O procurador da União Boni Soares afirmou que o reconhecimento de violações fortalece a credibilidade do país:
“Um país como o Brasil só será efetivamente comprometido com o respeito e a garantia a direitos humanos na medida em que reconhecer os seus erros e reparar as violações cometidas por seus agentes.”
Dimensão estrutural
Segundo a Justiça Global, ONG que acompanha o caso desde 2000, o julgamento ultrapassa o mérito jurídico das mortes ocorridas na Clipel e alcança a raiz do problema: a persistente negligência estatal na área da saúde materno-infantil.
A organização lembra que, embora o Brasil tenha reduzido significativamente a mortalidade infantil nas últimas décadas, a taxa de óbitos neonatais segue elevada e desigual, sobretudo nas regiões mais pobres e entre crianças negras.
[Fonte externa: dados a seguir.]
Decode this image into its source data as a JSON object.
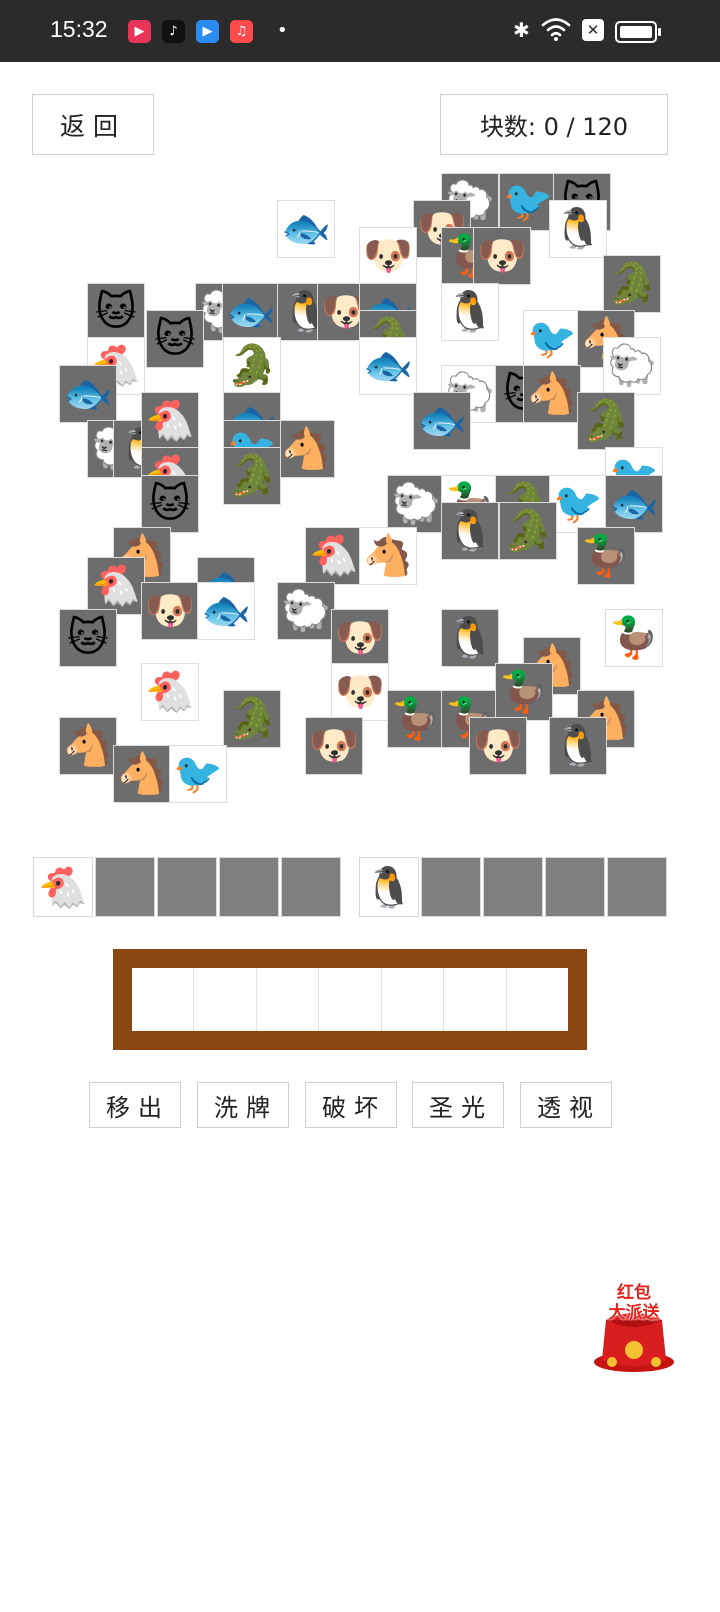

Dados da pesquisa Nascer no Brasil II (2020-2023), da Fiocruz, apontam que as desigualdades raciais e regionais ainda marcam a assistência, além da persistência de práticas como violência obstétrica, cesarianas desnecessárias e falhas de segurança hospitalar.
Para a entidade, o julgamento representa uma oportunidade de a Corte IDH exigir medidas estruturais de não repetição, como protocolos de segurança em UTIs neonatais, fortalecimento da atenção primária, combate à violência obstétrica e fiscalização mais rigorosa sobre prestadores privados conveniados ao SUS.
Decisão
As partes têm até 28 de outubro para apresentar alegações finais escritas. A sentença será divulgada nas semanas seguintes.
Se condenado, o Brasil poderá ser obrigado a pagar indenizações, oferecer assistência psicológica às famílias, reabrir investigações e adotar medidas para prevenir novas mortes em UTIs neonatais.